Bruce Parsons said, “There was a reason why we called Edith,’ Ma.’ She and Dave taught us about work ethics, global and environmental awareness,” and what it means to be a caring community: Although Edith was violently seasick – she always took trips on boats by lying on the floor of the boat as it crossed – she was the quintessential island presence. And she, too, was an incredibly hard worker and role model. Scott Stewart remembers, “In 1975 I was working for Edith during open-up, moving rocks from one side of the Island to the paths leading out to the John Smith monument. This was tiring work, and one afternoon, I was pleased to see rain coming, figuring this would allow me to get some rest from moving rocks.
“So the rains came, and in my best acting performance, I went up to Edith with tears in my eyes and told her I would not be able to move any more rocks that day because of the rain. She said, “this is great, because now you can go out in the rain and rock back and forth on the rocks and settle them nicely in the mud.” Which I proceeded to do, because when someone tells you to do something with that much joy in their voice, you know it must be the right thing to do.”
Dave showed up in the kitchen every single lobster night and stood there, making sure the steam worked – not a dinner where you wanted problems! When something was broken, he would appear, almost without being called. Nancy Meyer reports, “We used to joke, if you needed to see Dave all you had to do was stand on a chair to paint a ceiling or reach something high up. (We weren’t supposed to use chairs as ladders and he had an UNCANNY knack of showing up just as we were doing the thing we weren’t supposed to be doing.)”

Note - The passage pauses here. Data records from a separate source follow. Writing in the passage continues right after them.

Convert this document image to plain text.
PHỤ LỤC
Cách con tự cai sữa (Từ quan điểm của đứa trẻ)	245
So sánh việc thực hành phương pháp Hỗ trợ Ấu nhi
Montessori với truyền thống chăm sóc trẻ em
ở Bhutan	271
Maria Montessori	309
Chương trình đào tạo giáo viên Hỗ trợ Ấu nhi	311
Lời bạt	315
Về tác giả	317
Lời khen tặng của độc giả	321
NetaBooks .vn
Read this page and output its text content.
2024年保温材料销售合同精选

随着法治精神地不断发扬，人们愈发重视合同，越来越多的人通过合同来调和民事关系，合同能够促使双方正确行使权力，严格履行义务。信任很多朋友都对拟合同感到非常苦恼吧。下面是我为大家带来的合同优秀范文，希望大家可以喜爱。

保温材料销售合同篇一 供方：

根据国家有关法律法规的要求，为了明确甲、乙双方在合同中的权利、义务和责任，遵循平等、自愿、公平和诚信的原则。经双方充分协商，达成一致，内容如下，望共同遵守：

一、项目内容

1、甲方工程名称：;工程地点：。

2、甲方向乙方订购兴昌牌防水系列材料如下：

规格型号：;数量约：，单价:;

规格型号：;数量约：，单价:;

They lived for a while in the Engineers Cottage, near the back door of the kitchen, and it wasn’t long before it became known as The Piersonage. Dave became known for his dry, humorous quips: “We started late, so we’d better end early,” and “Working hard, or hardly working?”
Scott Stewart said, “Dave is one of the great teachers I have ever been around. What made him great was his use of the word “oh”. Dave would come up to you when you were working on a project and ask you how it was going. He would intently listen, and if at any point you described something that didn’t sound right, Dave would simply say “oh”– which meant either that you were on the wrong track or that you should explain more. A soft “oh” meant you probably did something a little wrong, but the louder or more toned the “oh”, the more you were doing it wrong. And he would engage you, and sometimes you would convince him that what you were doing was right and sometimes he would gently lead you back in the direction of the correct fix. He rarely if ever lost his temper. He always could do a project faster and better than us. But he understood that if he taught us, together we could accomplish great things. And we did.”
Edith’s sense of social activism led her to pen “Star Island is our Spirit’s Home” so that the racist “Marching to Praetoria” words that ended every Pelican Show were replaced with something that fit more with Star Island’s values. She was a passionate advocate for justice and equality – which the Pelicans adored.
Both Dave and Edith were modern models of the fishermen and their wives who lived on the Shoals for centuries. Although they would receive occasional deliveries of their standard order — milk and broccoli — from the mainland during the winter, they gleaned what they could from the sea, walked the rocks and the closed buildings, and, accompanied by their dog, SmuttyToes, checked the neighboring islands to make sure that all was well. Their boat was the Sturgeon, and those Pelicans who were out on the water with Dave would sometimes hear the call between island and boat: “Sturgeon, Sturgeon, Sturgeon. This is Sturgeon on the island calling Sturgeon on the water.”
Carey Kasky summed them up this way: “Dave taught me about quiet leadership and how to set a good example. Edith taught me how to respect nature and find beauty in all that is.” They were, and are, island originals, and richly deserving of the Star island Corporation’s Maker of Light Award. Bravo!